Clockwise from the top, nori just above the pork belly, at 3 cod roe in front of the mushrooms we talked about yesterday, at 6, 'Kakiniku' pork, at nine the egg. In the center holding it all together a reasonable amount of green onion. The toppings here are a strong 4/5 losing a point only because the egg, which is marinated again but not sliced, was boiled through. The pork, two ways no less was heavenly and there were ample amounts of the other toppings. But lets take a minute to talk about the cod roe. I'm not usually much of a fan of fish eggs, except a few of the smaller ones and I really can't stomach cod roe at all. This however, blended into a paste of sorts that is a little spicy actually has a nice flavor, if a little salty. I'm not sure if this is meant to be eaten straight, or whisked into the broth. I whisked it in and it was actually pretty good. Two kinds of pork just can't be a bad decision, but I think I would have preferred that they second wasn't chopped. Still, it's nice to have a change.

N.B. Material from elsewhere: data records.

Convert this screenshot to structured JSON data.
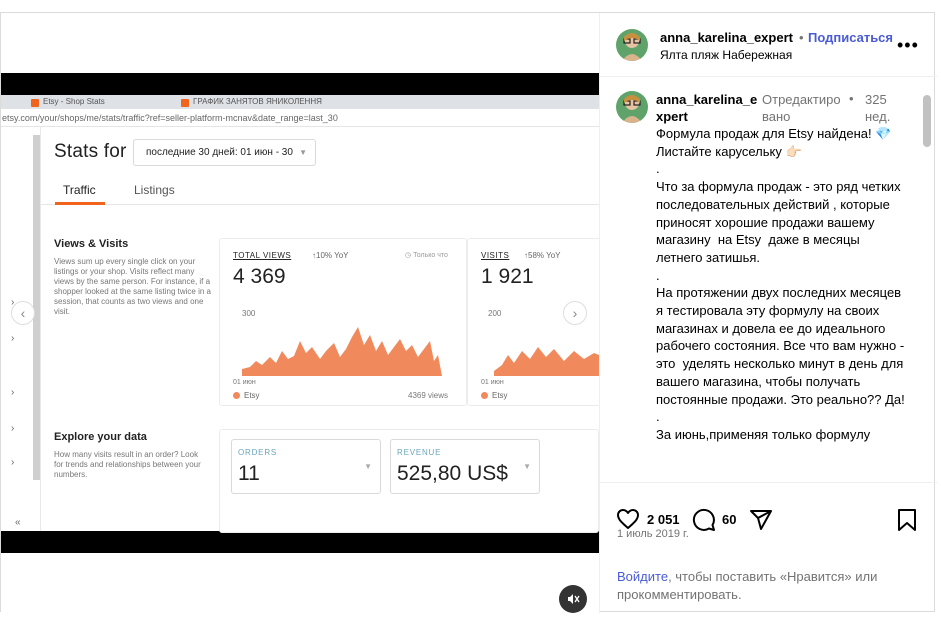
{
  "video": {
    "browser_tabs": [
      "Etsy - Shop Stats",
      "ГРАФИК ЗАНЯТОВ ЯНИКОЛЕННЯ"
    ],
    "url": "etsy.com/your/shops/me/stats/traffic?ref=seller-platform-mcnav&date_range=last_30",
    "stats_title": "Stats for",
    "date_range": "последние 30 дней: 01 июн - 30",
    "tabs": [
      "Traffic",
      "Listings"
    ],
    "views_visits": {
      "heading": "Views & Visits",
      "text": "Views sum up every single click on your listings or your shop. Visits reflect many views by the same person. For instance, if a shopper looked at the same listing twice in a session, that counts as two views and one visit."
    },
    "total_views": {
      "label": "TOTAL VIEWS",
      "delta": "10% YoY",
      "note": "Только что",
      "value": "4 369",
      "axis_top": "300",
      "axis_start": "01 июн",
      "legend": "Etsy",
      "legend_value": "4369 views"
    },
    "visits": {
      "label": "VISITS",
      "delta": "58% YoY",
      "value": "1 921",
      "axis_top": "200",
      "axis_start": "01 июн",
      "legend": "Etsy"
    },
    "explore": {
      "heading": "Explore your data",
      "text": "How many visits result in an order? Look for trends and relationships between your numbers."
    },
    "orders": {
      "label": "ORDERS",
      "value": "11"
    },
    "revenue": {
      "label": "REVENUE",
      "value": "525,80 US$"
    },
    "accent_color": "#f1641e"
  },
  "post": {
    "username": "anna_karelina_expert",
    "follow_label": "Подписаться",
    "location": "Ялта пляж Набережная",
    "caption_user": "anna_karelina_expert",
    "edited": "Отредактировано",
    "age": "325 нед.",
    "caption": "Формула продаж для Etsy найдена! 💎\nЛистайте карусельку 👉🏻\n.\nЧто за формула продаж - это ряд четких последовательных действий , которые приносят хорошие продажи вашему магазину  на Etsy  даже в месяцы летнего затишья.\n.\nНа протяжении двух последних месяцев я тестировала эту формулу на своих магазинах и довела ее до идеального рабочего состояния. Все что вам нужно - это  уделять несколько минут в день для вашего магазина, чтобы получать постоянные продажи. Это реально?? Да!\n.\nЗа июнь,применяя только формулу",
    "likes": "2 051",
    "comments": "60",
    "date": "1 июль 2019 г.",
    "login_link": "Войдите",
    "login_text": ", чтобы поставить «Нравится» или прокомментировать.",
    "link_color": "#4a5bd4"
  }
}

The broth was a nice change as well. Being a huge garlic junky, I went right for this one. The flavor was intense and indeed my nose began to run with the first spoonful of broth. The one criticism here would be a bit too much salt, maybe only combined with the cod roe, but this was the kind of sodium show that would get taxed in David Patterson's NY.

You might notice that I have yet to mention the noodles, that's because there weren't enough of them to mention. They were the thin style again, cooked perfectly, but just lacking in the amount. In Japan I'm surprised there is no law governing the "right" amount of noodles in a bowl of ramen.

Overall a good bowl of soup. Not perfect, but good and a bit different from what we've seen. I gave it 4 bowls.


  1. Are you secretly afraid of finding the perfect bowl.

  2. Not really, I think things I loved last year I am just looking at with the more critical view. Skipped ramen yesterday in favor of korean, today Saikai ramen.